LOO(id, bsts_id, pointwise = FALSE)
#> Warning: Found 31 observations with a pareto_k > 0.7 in model 'id'. With
#> this many problematic observations, it may be more appropriate to use
#> 'kfold' with argument 'K = 10' to perform 10-fold cross-validation rather
#> than LOO.
#> Error in eta + p(draws$ac$loclev, i, row = FALSE): non-conformable arrays
LOO(bsts, bsts_id, pointwise = FALSE)
#> Error in eta + p(draws$ac$loclev, i, row = FALSE): non-conformable arrays
paul-buerkner commented 6 years ago

Thanks I will try to fix it! Note that the cor_bsts structure will be deprecated as of brms 2.2 for reasons explained in #148

rubenarslan commented 6 years ago

Ah, didn't notice that issue. Nevermind then, it wasn't central to what I was trying to do.
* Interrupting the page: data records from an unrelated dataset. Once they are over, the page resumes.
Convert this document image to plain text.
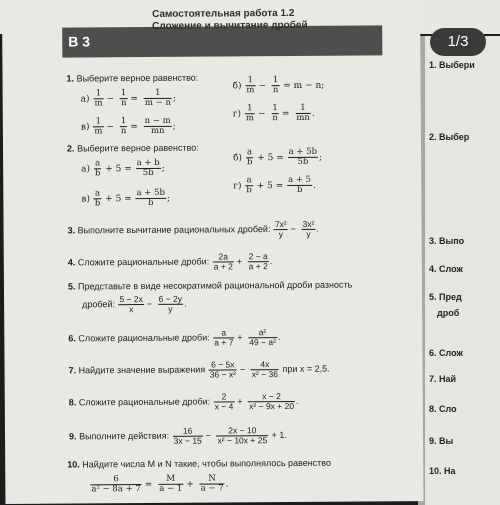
1. Выбери
2. Выбер
3. Выпо
4. Слож
5. Пред
дроб
6. Слож
7. Най
8. Сло
9. Вы
10. На
В 3
Самостоятельная работа 1.2
Сложение и вычитание дробей
1. Выберите верное равенство:
$а) \frac{1}{m} - \frac{1}{n} = \frac{1}{m - n}$ ;
$б) \frac{1}{m} - \frac{1}{n} = m - n$;
$в) \frac{1}{m} - \frac{1}{n} = \frac{n - m}{mn}$ ;
$г) \frac{1}{m} - \frac{1}{n} = \frac{1}{mn}$ .
2. Выберите верное равенство:
$а) \frac{a}{b} + 5 = \frac{a + b}{5b}$ ;
$б) \frac{a}{b} + 5 = \frac{a + 5b}{5b}$ ;
$в) \frac{a}{b} + 5 = \frac{a + 5b}{b}$ ;
$г) \frac{a}{b} + 5 = \frac{a + 5}{b}$ .
3. Выполните вычитание рациональных дробей: $\frac{\text{7x²}}{y} - \frac{\text{3x²}}{y}$ .
4. Сложите рациональные дроби: $\frac{2a}{a + 2} + \frac{2 - a}{a + 2}$ .
5. Представьте в виде несократимой рациональной дроби разность
дробей: $\frac{5 - 2x}{x} - \frac{6 - 2y}{y}$ .
6. Сложите рациональные дроби: $\frac{a}{a + 7} + \frac{\text{a²}}{\text{49 − a²}}$ .
7. Найдите значение выражения $\frac{6 - 5x}{\text{36 − x²}} - \frac{4x}{\text{x² − 36}}$ при x = 2,5.
8. Сложите рациональные дроби: $\frac{2}{x - 4} + \frac{x - 2}{\text{x² − 9x + 20}}$ .
9. Выполните действия: $\frac{16}{3x - 15} - \frac{2x - 10}{\text{x² − 10x + 25}} + 1$.
10. Найдите числа M и N такие, чтобы выполнялось равенство
$\frac{6}{\text{a² − 8a + 7}} = \frac{M}{a - 1} + \frac{N}{a - 7}$ .
1/3
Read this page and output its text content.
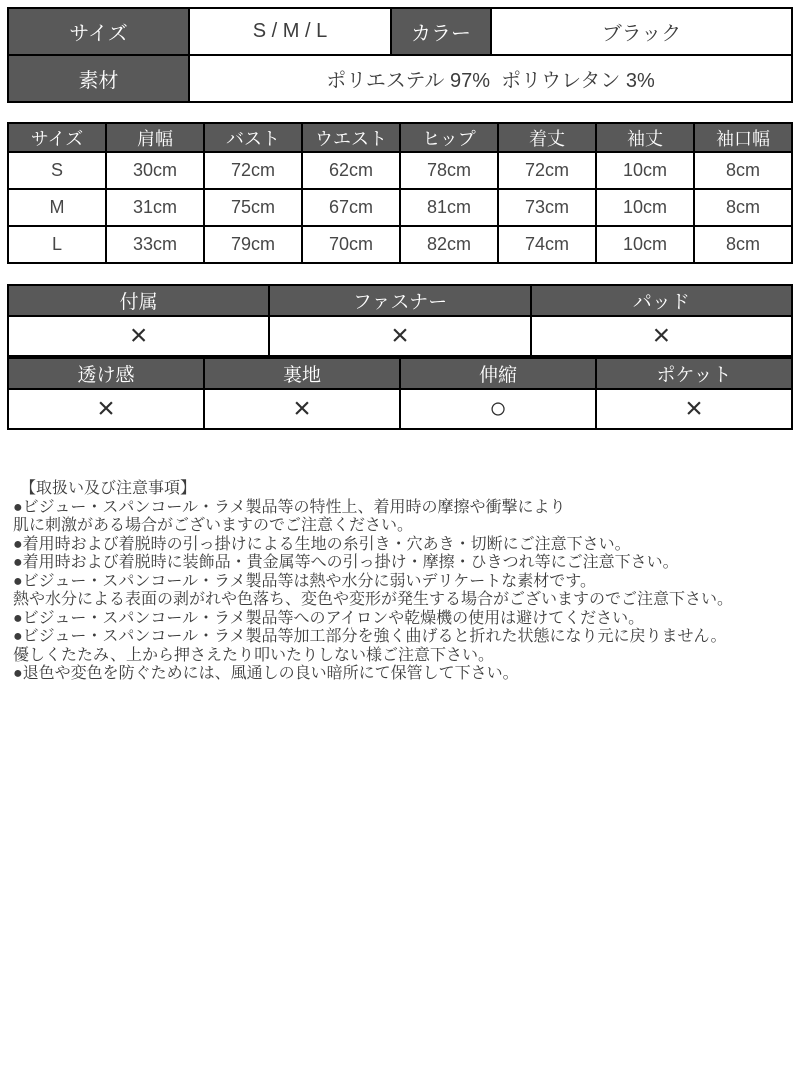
サイズ	S / M / L	カラー	ブラック
素材	ポリエステル 97%  ポリウレタン 3%		
サイズ	肩幅	バスト	ウエスト	ヒップ	着丈	袖丈	袖口幅
S	30cm	72cm	62cm	78cm	72cm	10cm	8cm
M	31cm	75cm	67cm	81cm	73cm	10cm	8cm
L	33cm	79cm	70cm	82cm	74cm	10cm	8cm
付属	ファスナー	パッド
×	×	×
透け感	裏地	伸縮	ポケット
×	×	○	×
【取扱い及び注意事項】
●ビジュー・スパンコール・ラメ製品等の特性上、着用時の摩擦や衝撃により
肌に刺激がある場合がございますのでご注意ください。
●着用時および着脱時の引っ掛けによる生地の糸引き・穴あき・切断にご注意下さい。
●着用時および着脱時に装飾品・貴金属等への引っ掛け・摩擦・ひきつれ等にご注意下さい。
●ビジュー・スパンコール・ラメ製品等は熱や水分に弱いデリケートな素材です。
熱や水分による表面の剥がれや色落ち、変色や変形が発生する場合がございますのでご注意下さい。
●ビジュー・スパンコール・ラメ製品等へのアイロンや乾燥機の使用は避けてください。
●ビジュー・スパンコール・ラメ製品等加工部分を強く曲げると折れた状態になり元に戻りません。
優しくたたみ、上から押さえたり叩いたりしない様ご注意下さい。
●退色や変色を防ぐためには、風通しの良い暗所にて保管して下さい。
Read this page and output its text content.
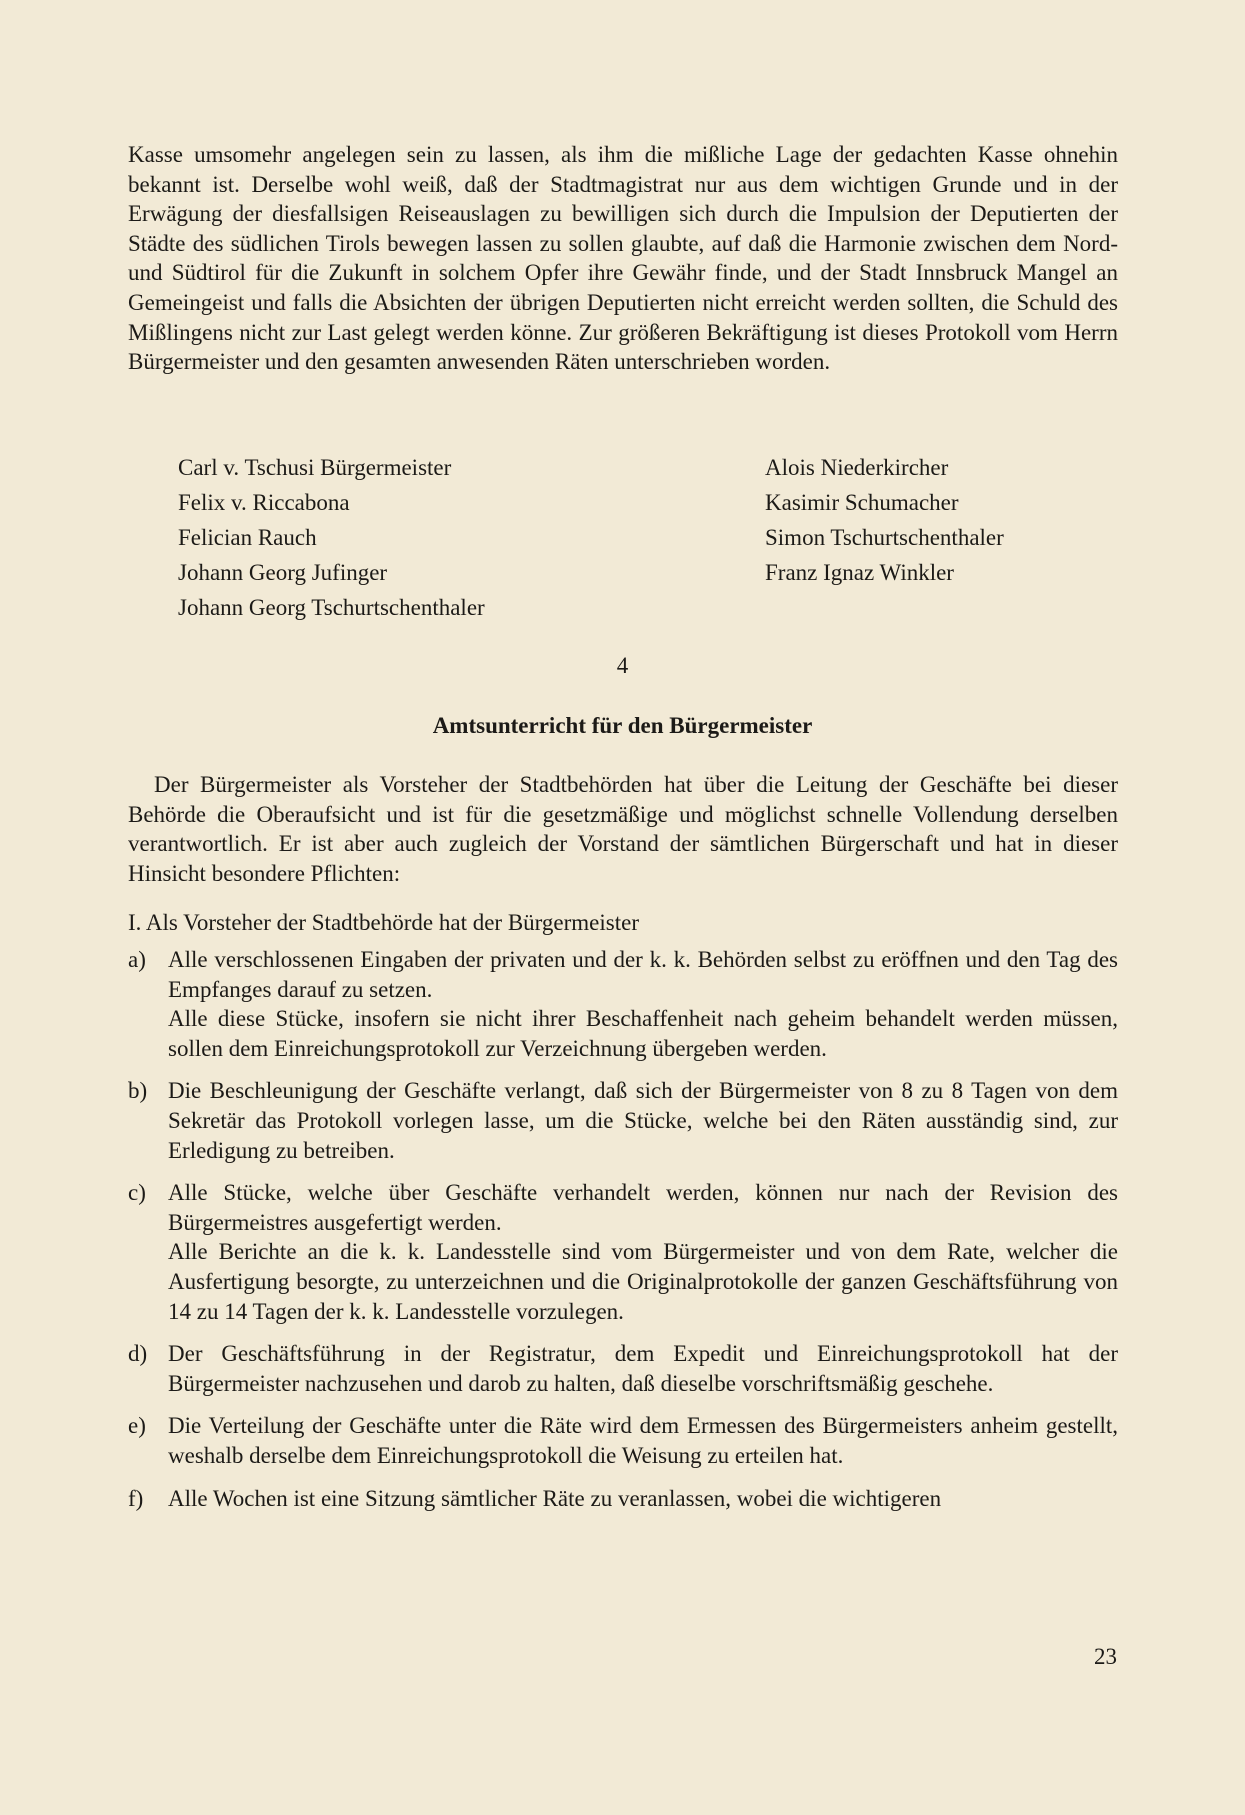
Kasse umsomehr angelegen sein zu lassen, als ihm die mißliche Lage der gedachten Kasse ohnehin bekannt ist. Derselbe wohl weiß, daß der Stadtmagistrat nur aus dem wichtigen Grunde und in der Erwägung der diesfallsigen Reiseauslagen zu bewilligen sich durch die Impulsion der Deputierten der Städte des südlichen Tirols bewegen lassen zu sollen glaubte, auf daß die Harmonie zwischen dem Nord- und Südtirol für die Zukunft in solchem Opfer ihre Gewähr finde, und der Stadt Innsbruck Mangel an Gemeingeist und falls die Absichten der übrigen Deputierten nicht erreicht werden sollten, die Schuld des Mißlingens nicht zur Last gelegt werden könne. Zur größeren Bekräftigung ist dieses Protokoll vom Herrn Bürgermeister und den gesamten anwesenden Räten unterschrieben worden.

Carl v. Tschusi Bürgermeister
Felix v. Riccabona
Felician Rauch
Johann Georg Jufinger
Johann Georg Tschurtschenthaler
Alois Niederkircher
Kasimir Schumacher
Simon Tschurtschenthaler
Franz Ignaz Winkler
4
Amtsunterricht für den Bürgermeister

Der Bürgermeister als Vorsteher der Stadtbehörden hat über die Leitung der Geschäfte bei dieser Behörde die Oberaufsicht und ist für die gesetzmäßige und möglichst schnelle Vollendung derselben verantwortlich. Er ist aber auch zugleich der Vorstand der sämtlichen Bürgerschaft und hat in dieser Hinsicht besondere Pflichten:

I. Als Vorsteher der Stadtbehörde hat der Bürgermeister
a) Alle verschlossenen Eingaben der privaten und der k. k. Behörden selbst zu eröffnen und den Tag des Empfanges darauf zu setzen.
Alle diese Stücke, insofern sie nicht ihrer Beschaffenheit nach geheim behandelt werden müssen, sollen dem Einreichungsprotokoll zur Verzeichnung übergeben werden.
b) Die Beschleunigung der Geschäfte verlangt, daß sich der Bürgermeister von 8 zu 8 Tagen von dem Sekretär das Protokoll vorlegen lasse, um die Stücke, welche bei den Räten ausständig sind, zur Erledigung zu betreiben.
c) Alle Stücke, welche über Geschäfte verhandelt werden, können nur nach der Revision des Bürgermeistres ausgefertigt werden.
Alle Berichte an die k. k. Landesstelle sind vom Bürgermeister und von dem Rate, welcher die Ausfertigung besorgte, zu unterzeichnen und die Originalprotokolle der ganzen Geschäftsführung von 14 zu 14 Tagen der k. k. Landesstelle vorzulegen.
d) Der Geschäftsführung in der Registratur, dem Expedit und Einreichungsprotokoll hat der Bürgermeister nachzusehen und darob zu halten, daß dieselbe vorschriftsmäßig geschehe.
e) Die Verteilung der Geschäfte unter die Räte wird dem Ermessen des Bürgermeisters anheim gestellt, weshalb derselbe dem Einreichungsprotokoll die Weisung zu erteilen hat.
f) Alle Wochen ist eine Sitzung sämtlicher Räte zu veranlassen, wobei die wichtigeren
23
paul-buerkner commented 6 years ago

There is a typo in your data in the sense that the same time point occurs multiple times per ID. Shouldn't it be:

dat = data.frame(y = rnorm(100), day = rep(1:10, length.out = 100), id = rep(1:10, 
  each = 10))

(I changed each = 1 to each = 10). Regardless, I will try to fix this issue. so that the post-processing still works.

paul-buerkner commented 6 years ago

I now force time points to be unique within groups. When this uniqueness holds, LOO and other post-processing functions should work as expected.